На холм карабкался Бельд — по колено в рыхлом снегу. Увидев Сайми, он замер. — Хорошо, извини, я не знал, что ты занят.

— Ничем я не занят! — взорвался Волх. Кинув последний сердитый взгляд на Сайми, он буркнул:

— Скажи этой, чтобы за нами не таскалась. Увижу поблизости — пусть пеняет на себя.

С холма хорошо был виден берег, там шли последние приготовления к походу. Дружинники снаряжали волокуши, привязывали к ним запасное оружие, одежду и еду. Еды решено было брать немного, чтобы идти налегке, а потом лес прокормит. Опытных охотников в молодой дружине не было, но это никого не смущало.

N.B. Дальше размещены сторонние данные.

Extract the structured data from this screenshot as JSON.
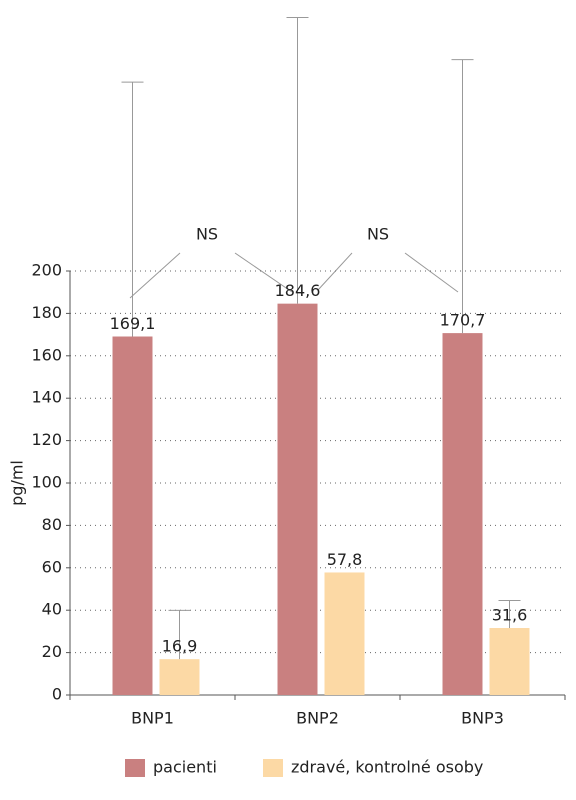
{
  "chart_data": {
    "type": "bar",
    "y_label": "pg/ml",
    "categories": [
      "BNP1",
      "BNP2",
      "BNP3"
    ],
    "series": [
      {
        "name": "pacienti",
        "color": "#c98080",
        "values": [
          169.1,
          184.6,
          170.7
        ],
        "value_labels": [
          "169,1",
          "184,6",
          "170,7"
        ],
        "errors": [
          120,
          135,
          129
        ]
      },
      {
        "name": "zdravé, kontrolné osoby",
        "color": "#fcd9a5",
        "values": [
          16.9,
          57.8,
          31.6
        ],
        "value_labels": [
          "16,9",
          "57,8",
          "31,6"
        ],
        "errors": [
          23,
          null,
          13
        ]
      }
    ],
    "annotations": [
      "NS",
      "NS"
    ],
    "ylim": [
      0,
      200
    ],
    "yticks": [
      0,
      20,
      40,
      60,
      80,
      100,
      120,
      140,
      160,
      180,
      200
    ],
    "grid": true
  }
}
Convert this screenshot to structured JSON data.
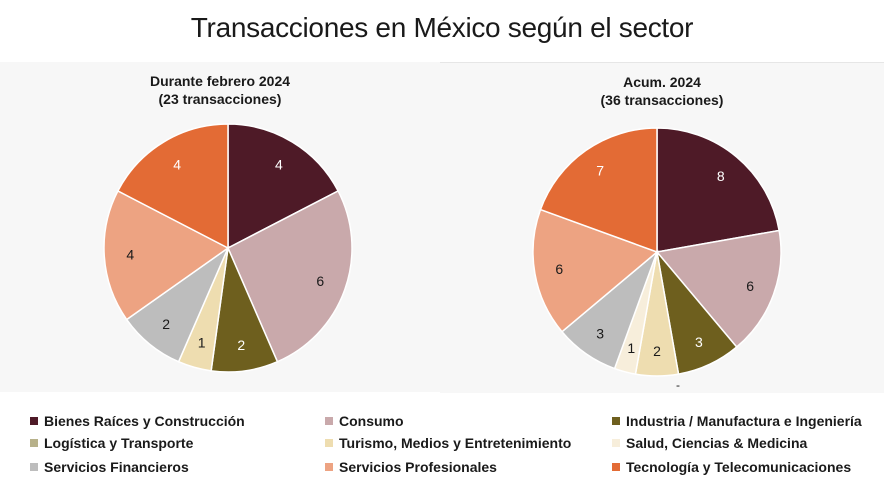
{
  "title": "Transacciones en México según el sector",
  "chart_data": [
    {
      "type": "pie",
      "title_line1": "Durante febrero 2024",
      "title_line2": "(23 transacciones)",
      "slices": [
        {
          "category": "Bienes Raíces y Construcción",
          "value": 4
        },
        {
          "category": "Consumo",
          "value": 6
        },
        {
          "category": "Industria / Manufactura e Ingeniería",
          "value": 2
        },
        {
          "category": "Turismo, Medios y Entretenimiento",
          "value": 1
        },
        {
          "category": "Servicios Financieros",
          "value": 2
        },
        {
          "category": "Servicios Profesionales",
          "value": 4
        },
        {
          "category": "Tecnología y Telecomunicaciones",
          "value": 4
        }
      ]
    },
    {
      "type": "pie",
      "title_line1": "Acum. 2024",
      "title_line2": "(36 transacciones)",
      "note": "-",
      "slices": [
        {
          "category": "Bienes Raíces y Construcción",
          "value": 8
        },
        {
          "category": "Consumo",
          "value": 6
        },
        {
          "category": "Industria / Manufactura e Ingeniería",
          "value": 3
        },
        {
          "category": "Turismo, Medios y Entretenimiento",
          "value": 2
        },
        {
          "category": "Salud, Ciencias & Medicina",
          "value": 1
        },
        {
          "category": "Servicios Financieros",
          "value": 3
        },
        {
          "category": "Servicios Profesionales",
          "value": 6
        },
        {
          "category": "Tecnología y Telecomunicaciones",
          "value": 7
        }
      ]
    }
  ],
  "legend": [
    {
      "label": "Bienes Raíces y Construcción",
      "color": "#4E1A27"
    },
    {
      "label": "Consumo",
      "color": "#C9A9AB"
    },
    {
      "label": "Industria / Manufactura e Ingeniería",
      "color": "#6E5F1E"
    },
    {
      "label": "Logística y Transporte",
      "color": "#B7B18A"
    },
    {
      "label": "Turismo, Medios y Entretenimiento",
      "color": "#EEDDB0"
    },
    {
      "label": "Salud, Ciencias & Medicina",
      "color": "#F7EEDB"
    },
    {
      "label": "Servicios Financieros",
      "color": "#BDBDBD"
    },
    {
      "label": "Servicios Profesionales",
      "color": "#EDA382"
    },
    {
      "label": "Tecnología y Telecomunicaciones",
      "color": "#E36B35"
    }
  ],
  "label_colors": {
    "Bienes Raíces y Construcción": "#ffffff",
    "Industria / Manufactura e Ingeniería": "#ffffff",
    "Tecnología y Telecomunicaciones": "#ffffff",
    "default": "#1a1a1a"
  }
}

Волх смотрел с холма на свою дружину, и ему вдруг показалось, что все они — просто дети. Они затеяли игру во взрослую жизнь, как девочки пеленают соломенных кукол, а мальчики машут деревянными мечами. Но лица у всех были взрослые, утренние, хмурые, невыспавшиеся.

Без речей, без напутственных слов они покидали город. Лед на реке был еще неуверенный и кое-где под снегом проступал мокрыми пятнами. Волх шел впереди своего отряда. Темная громада леса приближалась — как будто раскрывалась бездна. Сейчас, между двух берегов, он чувствовал себя не живым и не мертвым.

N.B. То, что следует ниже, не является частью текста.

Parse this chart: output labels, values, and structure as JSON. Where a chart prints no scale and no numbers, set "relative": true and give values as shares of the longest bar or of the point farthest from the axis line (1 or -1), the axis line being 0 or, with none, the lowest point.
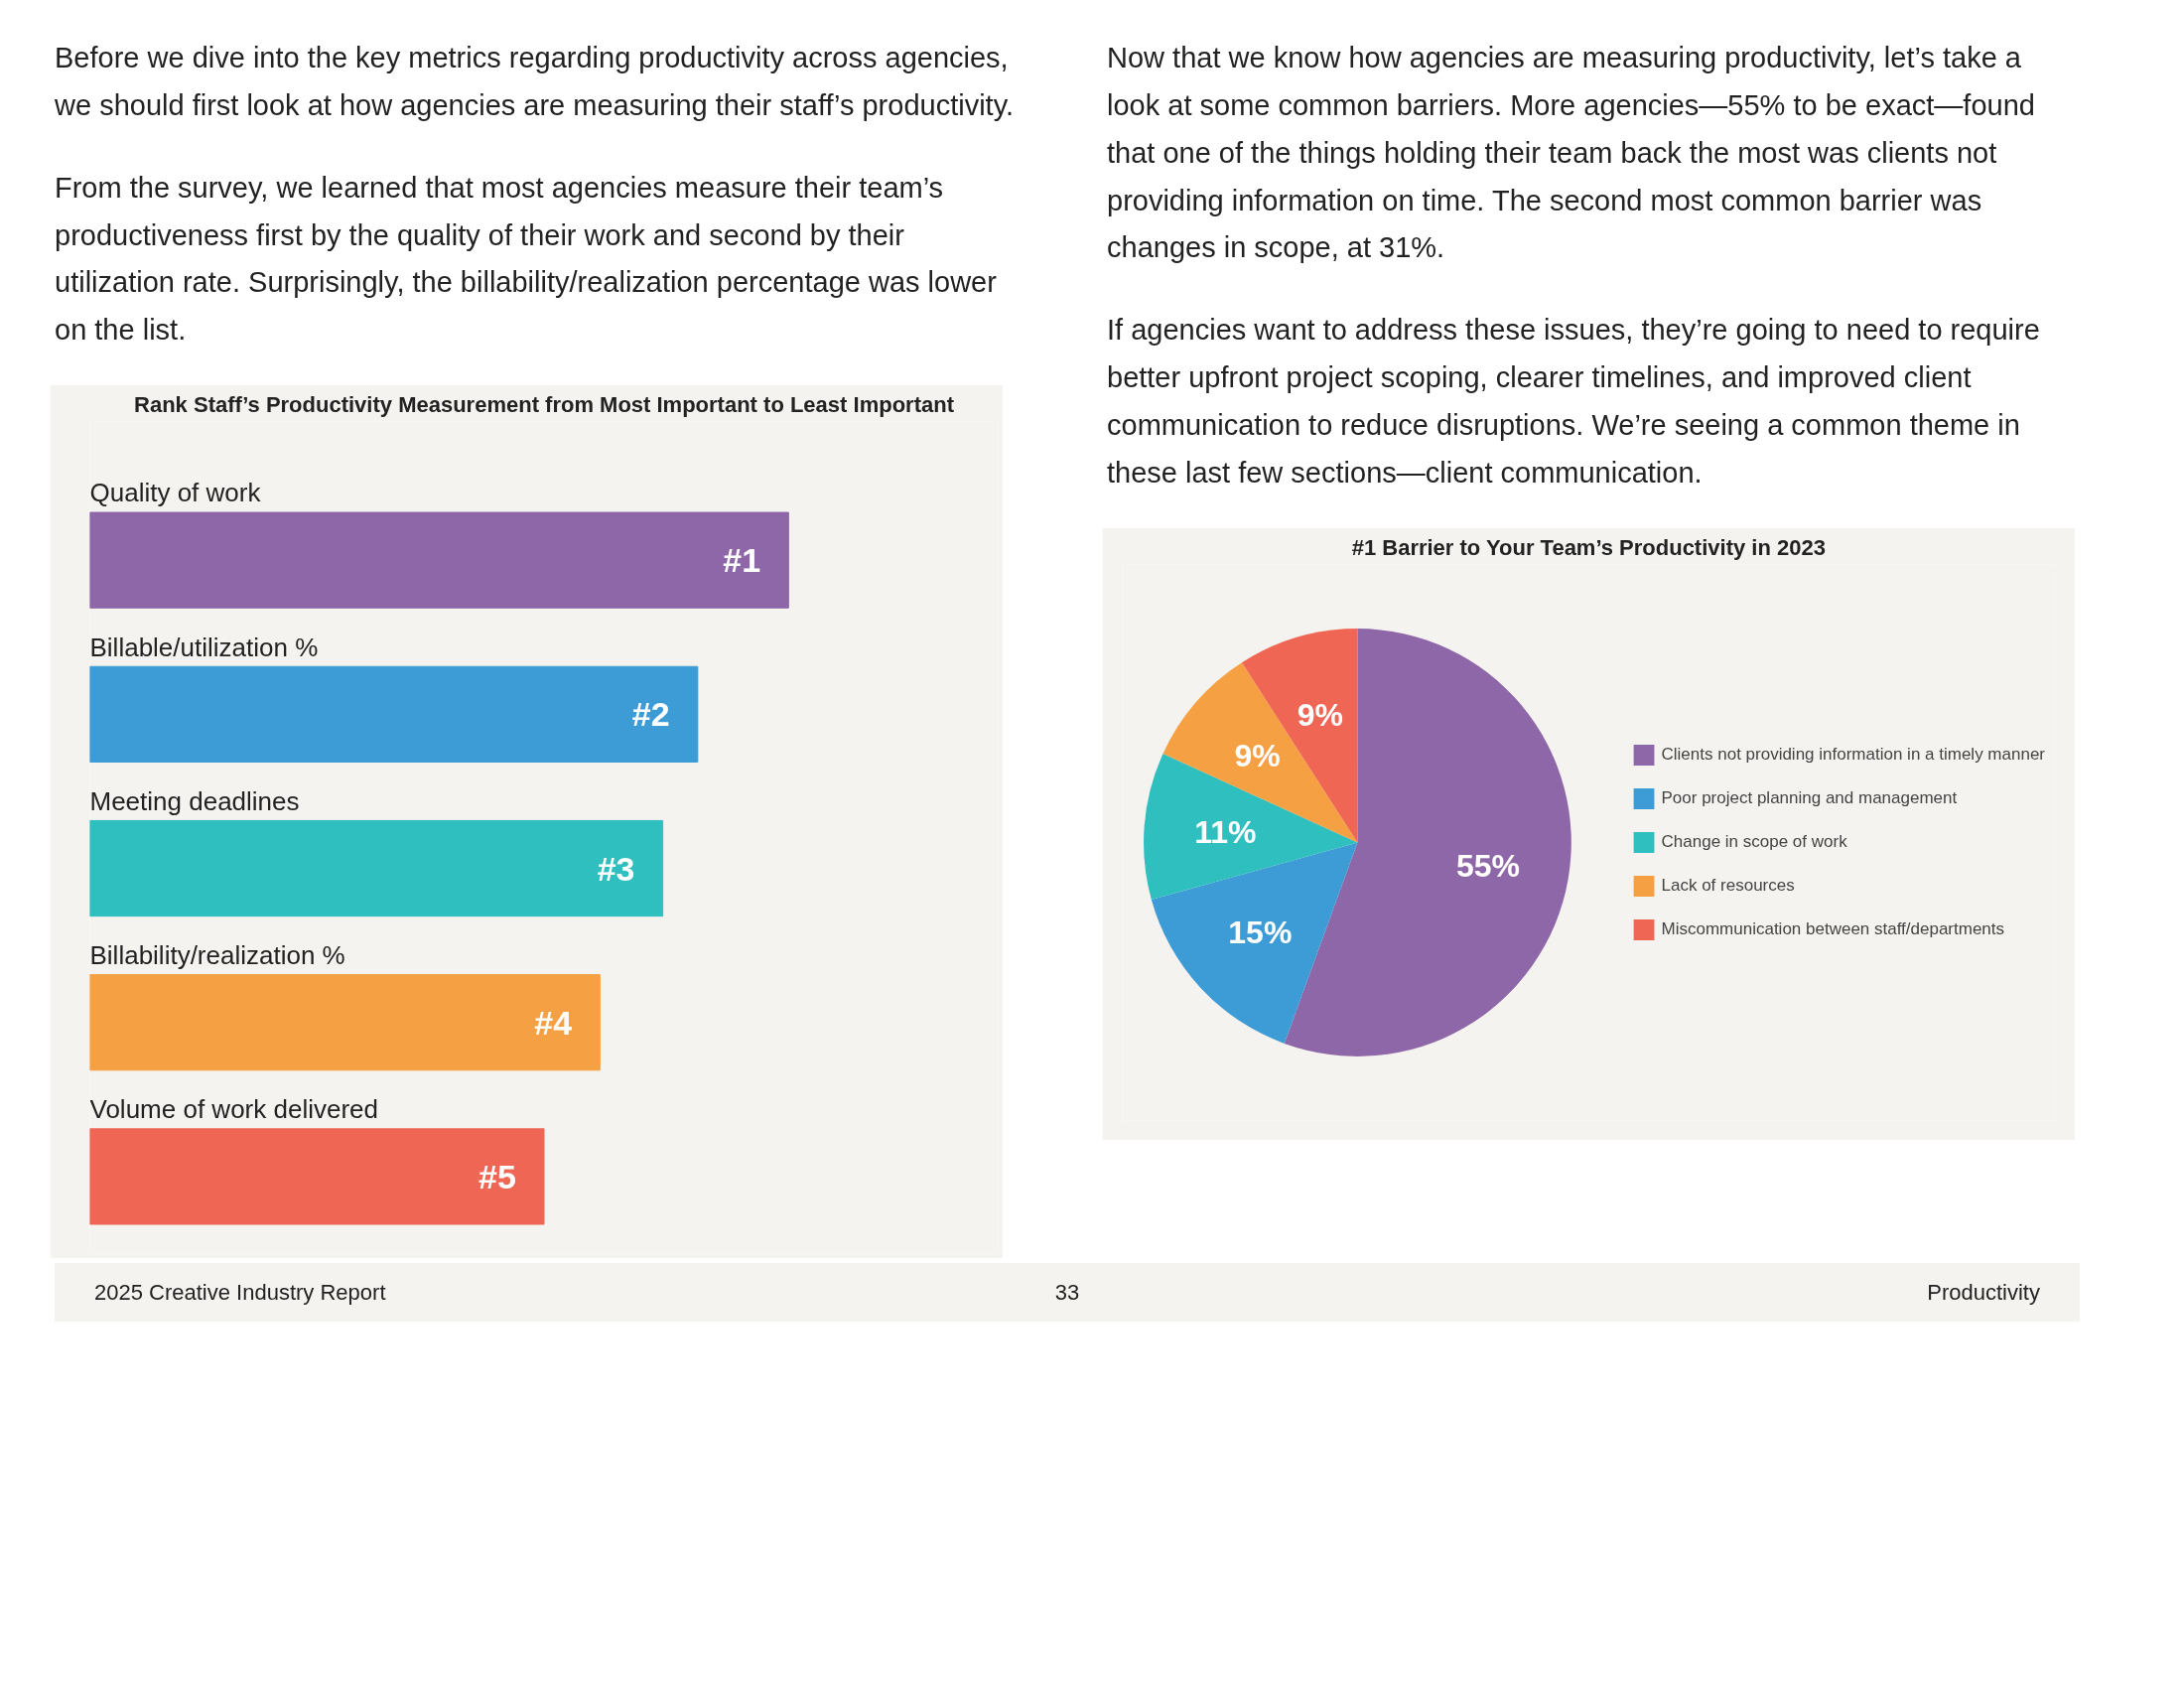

Я не обернусь, думал Волх. Пусть проклинает отец, пусть мать льет слезы в светелке — чтобы глядеть ему вслед, ей не надо стоять на городской стене. И все-таки его мучило страстное желание обернуться. Как будто этим можно перечеркнуть сделанное и сказанное, снова стать ребенком, избавиться от ответственности, искупить вину…

Пролетел порыв ветра, и лес зашумел. Закачались верхушки елей, скрипнуло где-то старое дерево, с граем взметнулись птицы. Дружина стояла, задрав головы и не зная, что сулит им это странное приветствие. Наконец Бельд потрогал Волха за плечо — словно будил спящего.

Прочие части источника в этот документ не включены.